Sąd będzie mógł wymierzyć ukaranemu karę surowszą lub surowszego rodzaju oraz orzec środek karny. Od wydanego w pierwszej instancji wyroku zapadłego w wyniku rozpoznania odwołania ma przysługiwać apelacja do sądu okręgowego.

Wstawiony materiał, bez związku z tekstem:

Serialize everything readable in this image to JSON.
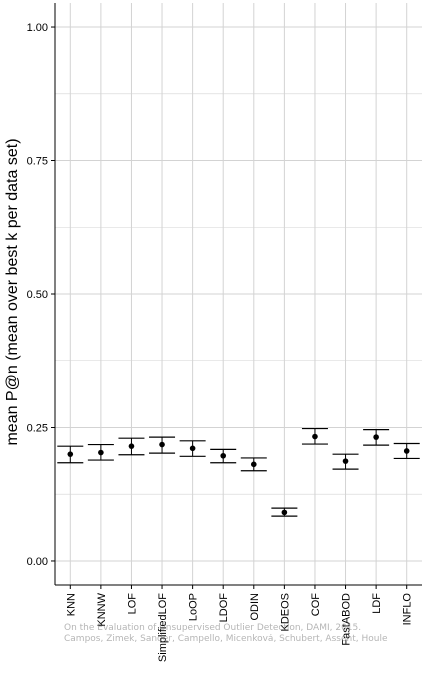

Dziś procedura wygląda inaczej. Obywatel, którego funkcjonariusz chce ukarać mandatem, ma prawo do odmowy jego przyjęcia. W takiej sytuacji policja przygotowuje wniosek o ukaranie i wysyła go do sądu. I to on decyduje o ewentualnej grzywnie i jej wysokości. Jest to sąd właściwy dla miejsca złamania przepisów. Sąd nie jest związany wcześniejszą decyzją policjanta, a ukarany może się stawić na rozprawę lub przesłać wyjaśnienia.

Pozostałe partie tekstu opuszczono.